我已经想不起来了。
如今回想起来,难怪,我第一次将他踹进水里的时候,就觉得他有几分眼熟……
“当年,你可有怪过我……没能认出你?”
“对不起,那时我伤了脑子,很多事都记不清了。”
“早知是你,该我,去寻你……”
“阿漓……”
……
“西儿……鸾鸾。”
“鸾儿,你疼不疼。”
“阿鸾!”
我睡得正熟呢,忽然被身边人的惊呼吓醒,揉揉眼睛,疲倦地将手搭在男人脖子上:“嗯?干嘛,我没有走啊。”
身畔人似做了什么不好的梦,二话没说就将我用力抱住,闷声喃喃:
“我不怪你,哪怕你不记得我了,我也不怪你,我来找你……阿鸾,我来找你!”
我怔了怔,睁开沉重睡眼,环住他的脖子,温柔摸摸他的头:“做噩梦了?别怕别怕,我在,阿漓,你找到我了。”
“鸾鸾……”他喘息声很重,紧搂住我腰肢,像是在同谁较劲,沉声坚定道:“不管你是谁,我都不会放你走了。”
我拿他没办法地轻轻用手给他梳理额前散乱的银发,“好,不放。玉鸾是阿漓的,鸾镜也是阿漓的,无论我是谁,我都是阿漓的。”
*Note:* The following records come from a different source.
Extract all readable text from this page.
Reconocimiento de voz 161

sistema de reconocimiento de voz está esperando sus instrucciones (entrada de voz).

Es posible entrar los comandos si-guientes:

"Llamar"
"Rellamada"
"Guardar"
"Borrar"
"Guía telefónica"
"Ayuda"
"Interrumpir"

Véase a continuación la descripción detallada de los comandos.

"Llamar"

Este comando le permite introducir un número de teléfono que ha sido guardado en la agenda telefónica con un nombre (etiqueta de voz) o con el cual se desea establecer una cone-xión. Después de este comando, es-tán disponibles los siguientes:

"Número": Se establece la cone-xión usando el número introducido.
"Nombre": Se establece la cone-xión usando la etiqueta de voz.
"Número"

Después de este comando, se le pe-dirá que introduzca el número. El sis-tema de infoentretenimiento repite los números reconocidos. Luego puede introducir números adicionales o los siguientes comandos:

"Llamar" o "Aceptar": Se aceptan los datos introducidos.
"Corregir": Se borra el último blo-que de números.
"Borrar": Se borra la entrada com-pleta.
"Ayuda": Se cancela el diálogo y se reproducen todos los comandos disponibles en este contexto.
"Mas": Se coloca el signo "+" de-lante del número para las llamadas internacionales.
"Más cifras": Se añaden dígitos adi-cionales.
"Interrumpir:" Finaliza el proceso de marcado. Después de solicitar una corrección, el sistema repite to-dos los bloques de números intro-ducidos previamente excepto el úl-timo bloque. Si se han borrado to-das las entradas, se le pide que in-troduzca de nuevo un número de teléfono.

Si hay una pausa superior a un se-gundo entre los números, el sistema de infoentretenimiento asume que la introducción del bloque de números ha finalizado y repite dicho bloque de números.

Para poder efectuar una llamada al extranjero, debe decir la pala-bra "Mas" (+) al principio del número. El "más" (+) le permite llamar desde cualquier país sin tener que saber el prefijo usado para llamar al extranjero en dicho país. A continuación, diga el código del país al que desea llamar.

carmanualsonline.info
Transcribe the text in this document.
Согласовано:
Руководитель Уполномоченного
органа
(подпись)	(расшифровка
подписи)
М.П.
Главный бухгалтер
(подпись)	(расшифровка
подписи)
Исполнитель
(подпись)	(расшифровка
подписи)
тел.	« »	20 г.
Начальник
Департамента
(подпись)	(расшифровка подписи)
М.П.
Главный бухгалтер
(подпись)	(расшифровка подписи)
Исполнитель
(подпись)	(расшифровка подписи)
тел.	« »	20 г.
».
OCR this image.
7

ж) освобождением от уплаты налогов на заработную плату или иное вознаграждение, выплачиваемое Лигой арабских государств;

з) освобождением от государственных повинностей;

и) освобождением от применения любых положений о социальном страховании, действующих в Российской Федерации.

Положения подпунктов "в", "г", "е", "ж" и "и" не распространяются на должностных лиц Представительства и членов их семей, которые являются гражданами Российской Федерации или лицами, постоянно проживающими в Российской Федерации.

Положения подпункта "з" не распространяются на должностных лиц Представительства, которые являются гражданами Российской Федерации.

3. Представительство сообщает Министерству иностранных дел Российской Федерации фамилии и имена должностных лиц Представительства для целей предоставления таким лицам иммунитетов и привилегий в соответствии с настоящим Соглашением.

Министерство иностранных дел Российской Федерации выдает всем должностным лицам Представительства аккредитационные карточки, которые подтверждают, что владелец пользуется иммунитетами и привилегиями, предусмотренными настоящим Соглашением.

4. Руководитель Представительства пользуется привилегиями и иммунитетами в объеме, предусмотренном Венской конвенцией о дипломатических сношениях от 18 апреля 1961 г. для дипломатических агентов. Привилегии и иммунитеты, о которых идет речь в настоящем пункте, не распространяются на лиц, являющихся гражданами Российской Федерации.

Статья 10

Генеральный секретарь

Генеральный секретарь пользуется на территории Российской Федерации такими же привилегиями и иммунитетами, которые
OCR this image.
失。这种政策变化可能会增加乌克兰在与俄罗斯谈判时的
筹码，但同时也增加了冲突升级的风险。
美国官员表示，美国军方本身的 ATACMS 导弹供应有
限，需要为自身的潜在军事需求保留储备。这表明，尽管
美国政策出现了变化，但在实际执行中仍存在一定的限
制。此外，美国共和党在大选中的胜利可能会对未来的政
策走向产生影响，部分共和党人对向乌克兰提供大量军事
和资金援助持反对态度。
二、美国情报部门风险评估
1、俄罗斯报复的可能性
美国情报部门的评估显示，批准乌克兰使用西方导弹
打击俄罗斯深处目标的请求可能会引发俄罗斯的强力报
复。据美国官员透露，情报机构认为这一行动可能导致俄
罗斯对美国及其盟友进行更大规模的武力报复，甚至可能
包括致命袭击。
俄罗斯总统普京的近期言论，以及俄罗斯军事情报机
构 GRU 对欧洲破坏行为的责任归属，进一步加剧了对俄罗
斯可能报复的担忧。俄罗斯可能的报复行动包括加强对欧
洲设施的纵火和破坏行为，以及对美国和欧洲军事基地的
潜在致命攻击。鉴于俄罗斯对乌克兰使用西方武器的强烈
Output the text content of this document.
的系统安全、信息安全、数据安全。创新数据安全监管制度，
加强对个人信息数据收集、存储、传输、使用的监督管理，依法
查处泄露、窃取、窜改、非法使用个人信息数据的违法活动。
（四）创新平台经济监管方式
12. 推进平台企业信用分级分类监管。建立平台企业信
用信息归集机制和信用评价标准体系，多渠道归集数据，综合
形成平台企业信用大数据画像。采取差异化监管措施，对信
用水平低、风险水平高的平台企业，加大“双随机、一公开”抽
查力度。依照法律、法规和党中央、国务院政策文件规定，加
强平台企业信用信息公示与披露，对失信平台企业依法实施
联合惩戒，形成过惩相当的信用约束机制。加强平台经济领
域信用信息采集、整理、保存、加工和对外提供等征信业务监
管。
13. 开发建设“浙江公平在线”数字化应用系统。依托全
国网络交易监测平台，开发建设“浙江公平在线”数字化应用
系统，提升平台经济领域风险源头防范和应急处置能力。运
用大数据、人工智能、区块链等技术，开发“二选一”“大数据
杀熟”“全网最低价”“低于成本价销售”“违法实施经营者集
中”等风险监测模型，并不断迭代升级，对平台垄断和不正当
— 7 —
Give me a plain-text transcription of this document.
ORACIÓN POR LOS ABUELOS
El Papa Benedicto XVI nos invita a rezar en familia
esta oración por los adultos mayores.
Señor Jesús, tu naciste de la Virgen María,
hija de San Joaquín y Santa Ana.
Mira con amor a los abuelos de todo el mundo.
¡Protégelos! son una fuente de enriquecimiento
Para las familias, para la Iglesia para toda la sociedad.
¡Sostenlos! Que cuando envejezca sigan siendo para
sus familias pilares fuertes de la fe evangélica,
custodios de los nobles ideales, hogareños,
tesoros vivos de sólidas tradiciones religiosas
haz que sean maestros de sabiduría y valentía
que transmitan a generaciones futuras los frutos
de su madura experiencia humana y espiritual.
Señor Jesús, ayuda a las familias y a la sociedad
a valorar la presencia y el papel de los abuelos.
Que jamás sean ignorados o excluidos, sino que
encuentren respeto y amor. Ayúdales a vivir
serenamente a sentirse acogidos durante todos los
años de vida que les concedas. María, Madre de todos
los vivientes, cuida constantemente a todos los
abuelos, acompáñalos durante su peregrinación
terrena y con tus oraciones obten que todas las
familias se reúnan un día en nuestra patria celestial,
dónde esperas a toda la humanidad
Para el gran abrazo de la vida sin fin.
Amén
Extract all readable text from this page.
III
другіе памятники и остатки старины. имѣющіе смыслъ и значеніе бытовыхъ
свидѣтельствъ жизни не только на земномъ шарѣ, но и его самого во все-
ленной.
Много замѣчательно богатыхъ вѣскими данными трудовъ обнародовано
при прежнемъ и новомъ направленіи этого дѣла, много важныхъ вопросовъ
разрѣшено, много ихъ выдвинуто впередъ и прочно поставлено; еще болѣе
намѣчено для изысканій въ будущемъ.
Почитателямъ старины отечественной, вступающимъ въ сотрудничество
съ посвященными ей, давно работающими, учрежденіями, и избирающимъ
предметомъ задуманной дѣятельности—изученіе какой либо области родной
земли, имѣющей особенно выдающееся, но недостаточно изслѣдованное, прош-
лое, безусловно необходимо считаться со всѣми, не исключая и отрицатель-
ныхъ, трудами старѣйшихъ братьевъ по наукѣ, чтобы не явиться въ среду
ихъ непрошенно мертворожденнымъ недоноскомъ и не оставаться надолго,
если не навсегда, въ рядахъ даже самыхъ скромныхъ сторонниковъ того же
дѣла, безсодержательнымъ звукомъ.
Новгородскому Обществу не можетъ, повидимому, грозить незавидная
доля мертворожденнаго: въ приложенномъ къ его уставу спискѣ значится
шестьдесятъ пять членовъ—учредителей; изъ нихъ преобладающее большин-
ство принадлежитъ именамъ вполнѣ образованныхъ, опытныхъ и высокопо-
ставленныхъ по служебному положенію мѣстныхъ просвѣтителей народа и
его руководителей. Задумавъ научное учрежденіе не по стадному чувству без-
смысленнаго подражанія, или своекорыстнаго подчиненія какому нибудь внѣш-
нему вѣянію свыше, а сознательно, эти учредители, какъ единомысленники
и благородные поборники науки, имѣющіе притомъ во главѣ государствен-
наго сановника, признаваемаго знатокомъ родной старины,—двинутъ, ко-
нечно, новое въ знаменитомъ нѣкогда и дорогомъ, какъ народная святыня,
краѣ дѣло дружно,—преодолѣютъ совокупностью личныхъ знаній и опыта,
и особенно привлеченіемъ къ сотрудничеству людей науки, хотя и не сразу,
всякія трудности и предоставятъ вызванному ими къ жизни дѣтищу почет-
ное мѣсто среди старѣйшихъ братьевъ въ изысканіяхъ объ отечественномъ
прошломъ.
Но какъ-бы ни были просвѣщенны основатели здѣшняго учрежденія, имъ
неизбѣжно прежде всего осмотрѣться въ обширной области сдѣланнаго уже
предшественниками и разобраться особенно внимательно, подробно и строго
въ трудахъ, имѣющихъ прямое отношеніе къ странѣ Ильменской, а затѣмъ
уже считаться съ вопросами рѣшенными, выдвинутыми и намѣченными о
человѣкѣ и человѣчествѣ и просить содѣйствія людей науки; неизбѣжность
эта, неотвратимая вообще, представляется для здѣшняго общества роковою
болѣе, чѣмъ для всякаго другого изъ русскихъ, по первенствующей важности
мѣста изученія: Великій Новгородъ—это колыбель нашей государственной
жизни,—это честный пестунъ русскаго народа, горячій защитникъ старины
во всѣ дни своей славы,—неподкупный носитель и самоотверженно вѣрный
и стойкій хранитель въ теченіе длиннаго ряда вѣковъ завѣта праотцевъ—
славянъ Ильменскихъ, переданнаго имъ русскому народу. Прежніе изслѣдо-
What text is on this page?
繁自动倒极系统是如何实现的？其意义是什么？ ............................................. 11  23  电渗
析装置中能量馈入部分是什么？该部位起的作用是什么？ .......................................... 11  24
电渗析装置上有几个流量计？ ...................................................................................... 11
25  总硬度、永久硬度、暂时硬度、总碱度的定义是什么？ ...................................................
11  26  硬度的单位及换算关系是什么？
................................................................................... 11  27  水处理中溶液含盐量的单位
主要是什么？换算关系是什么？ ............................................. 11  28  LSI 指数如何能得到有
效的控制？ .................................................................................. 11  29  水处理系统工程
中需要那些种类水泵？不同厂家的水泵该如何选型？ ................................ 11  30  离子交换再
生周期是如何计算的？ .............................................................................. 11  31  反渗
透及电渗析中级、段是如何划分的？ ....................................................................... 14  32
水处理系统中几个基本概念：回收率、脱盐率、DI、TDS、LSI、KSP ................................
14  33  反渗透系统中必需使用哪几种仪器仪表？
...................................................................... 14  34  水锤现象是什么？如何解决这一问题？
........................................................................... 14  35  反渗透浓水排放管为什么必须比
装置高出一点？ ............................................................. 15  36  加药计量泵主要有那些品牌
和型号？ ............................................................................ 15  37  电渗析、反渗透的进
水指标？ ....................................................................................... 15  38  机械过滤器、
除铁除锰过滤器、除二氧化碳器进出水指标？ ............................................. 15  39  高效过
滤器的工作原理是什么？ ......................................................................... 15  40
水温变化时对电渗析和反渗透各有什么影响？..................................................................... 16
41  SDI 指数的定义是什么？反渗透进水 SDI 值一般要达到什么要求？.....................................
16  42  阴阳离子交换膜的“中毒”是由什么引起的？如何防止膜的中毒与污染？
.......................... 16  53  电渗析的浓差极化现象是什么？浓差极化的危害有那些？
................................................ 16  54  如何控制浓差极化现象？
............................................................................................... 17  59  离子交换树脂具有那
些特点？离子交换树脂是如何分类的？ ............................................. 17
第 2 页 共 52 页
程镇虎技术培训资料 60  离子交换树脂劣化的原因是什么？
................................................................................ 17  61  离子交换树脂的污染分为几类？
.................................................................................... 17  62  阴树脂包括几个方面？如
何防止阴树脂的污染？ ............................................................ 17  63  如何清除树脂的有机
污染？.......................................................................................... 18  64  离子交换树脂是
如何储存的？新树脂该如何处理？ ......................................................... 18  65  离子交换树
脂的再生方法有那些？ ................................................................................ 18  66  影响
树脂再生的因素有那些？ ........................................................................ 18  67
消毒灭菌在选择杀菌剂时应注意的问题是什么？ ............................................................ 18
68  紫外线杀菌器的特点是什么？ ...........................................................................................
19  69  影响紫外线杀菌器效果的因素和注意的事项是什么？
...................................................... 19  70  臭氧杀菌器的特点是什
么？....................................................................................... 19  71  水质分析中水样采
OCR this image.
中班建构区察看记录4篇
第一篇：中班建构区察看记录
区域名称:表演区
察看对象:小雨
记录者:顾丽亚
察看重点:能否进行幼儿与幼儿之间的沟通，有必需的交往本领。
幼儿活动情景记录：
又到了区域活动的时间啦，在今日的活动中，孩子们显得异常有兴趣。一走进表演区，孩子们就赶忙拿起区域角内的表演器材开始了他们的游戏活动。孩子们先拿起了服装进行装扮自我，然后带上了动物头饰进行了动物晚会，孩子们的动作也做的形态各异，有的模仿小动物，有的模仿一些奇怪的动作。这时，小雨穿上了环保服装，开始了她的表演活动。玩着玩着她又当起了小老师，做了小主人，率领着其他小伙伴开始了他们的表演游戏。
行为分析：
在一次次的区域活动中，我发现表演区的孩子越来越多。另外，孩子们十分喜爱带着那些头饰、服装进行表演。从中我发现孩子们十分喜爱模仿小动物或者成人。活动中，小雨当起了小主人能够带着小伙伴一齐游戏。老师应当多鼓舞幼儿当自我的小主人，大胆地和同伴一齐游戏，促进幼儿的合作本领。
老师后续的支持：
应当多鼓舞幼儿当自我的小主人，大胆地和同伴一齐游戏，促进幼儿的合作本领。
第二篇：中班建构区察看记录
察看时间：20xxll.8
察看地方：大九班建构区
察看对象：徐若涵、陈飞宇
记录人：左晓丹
他幽深的青眸这才恢复少许清明,握住我的腰,痴痴瞧了我一阵后,低头吻住我的唇……
“是为夫不好,把鸾鸾吓醒了。”
“我以前也没少半夜将你折腾醒。”
“中午了,阿鸾还睡么?”
“晚上才下地宫呢……”
“好,那我们再睡会。”
“阿漓……那东西,在监视我们。”
“嗯,我知道。”
“那你还,往里挤……”
“本尊便是要让他清楚,阿鸾,你是我夫人……别用力……”
“你、过分,不理你了。”
“鸾鸾……”
“亲我也没用。”
“那,咬呢……”
“你、别乱咬啊。”
“如何算是乱咬……”
“乱咬就是……嗯,呐,像这样……”
“傻阿鸾。”
“青青……”
“嗯?”
“我超爱你啦。”
“为夫也是。”
我俩旁若无人地在床上翻滚折腾,良久,那团黑气才在门缝外荡然散去——
晚饭后,我们一行人带好工具,起程前去月魂坡。
路上,见我和青漓腻腻歪歪地手牵手,银杏怀疑道:“镜镜,你和蛇王大人昨晚……干嘛了?”
我愣了下:“啊?杏杏何故有此一问呢!”
阿乞亦是一脸嫌弃地指了指我和青漓十指相扣的那双手:
“你俩从前出门,都是帝君抱你腰,或者你挽帝君胳膊,今天你俩手牵手,这一路都没撒开过。
按照以往的习惯,帝君搂你,或是你挽着帝君,顶多走两里路你就撒手自己往前跑到处玩了!今天,你竟然、都走五里路了,还能继续和帝君腻歪……
难道是、你俩又想起哪段前缘了?你俩这热恋期……有点长啊!
镜镜姐和帝君,现在看起来比雪仙哥与银杏姐还黏糊。”
“没有想起哪段前缘……”我扣着青漓的大手,与他掌心相贴,亲昵地靠在一起,“我们这叫夫妻感情好!你还是小孩子,不懂这些,理解不了。”
阿乞挠挠头:“嗯,我是理解不了……但你俩突然这么腻歪,不太符合你们从前及现在的人设啊!”
我:“啊?什么人设?”
阿乞一本正经道:
“从前,帝君是冷漠无情的蛇王人设,镜镜姐是软萌可爱的单纯少女人设。
现在,你们一个是帝君,一个是不老族风玉鸾圣女……
你们两个在你们的信众族人眼中明明都是正儿八经的人设。”
“小阿乞啊,人设,那都是表现给外人看的一面。在爱人的面前,是不需要保持什么所谓的人设。
谈恋爱,难道不就是为了找个让自己的舒服的人,和他一起过舒服的生活么?”我说。
银杏也牵住雪仙的手,赞同道:“嗯,的确是这样。”
我晃着青漓的胳膊恣意洒脱道:
“阿漓喜欢我,那我是什么样,他都不介意,都喜欢。反之也是啊,他无论是高高在上的帝君,还是臭名昭著的青蛇大妖,我都爱他。
他是好蛇,万事大吉,他是坏蛇,他欠下的债,也是我欠下的债,我会尽力引导他向善,如果做不到,那他的债,我来还,他的因,果我来扛。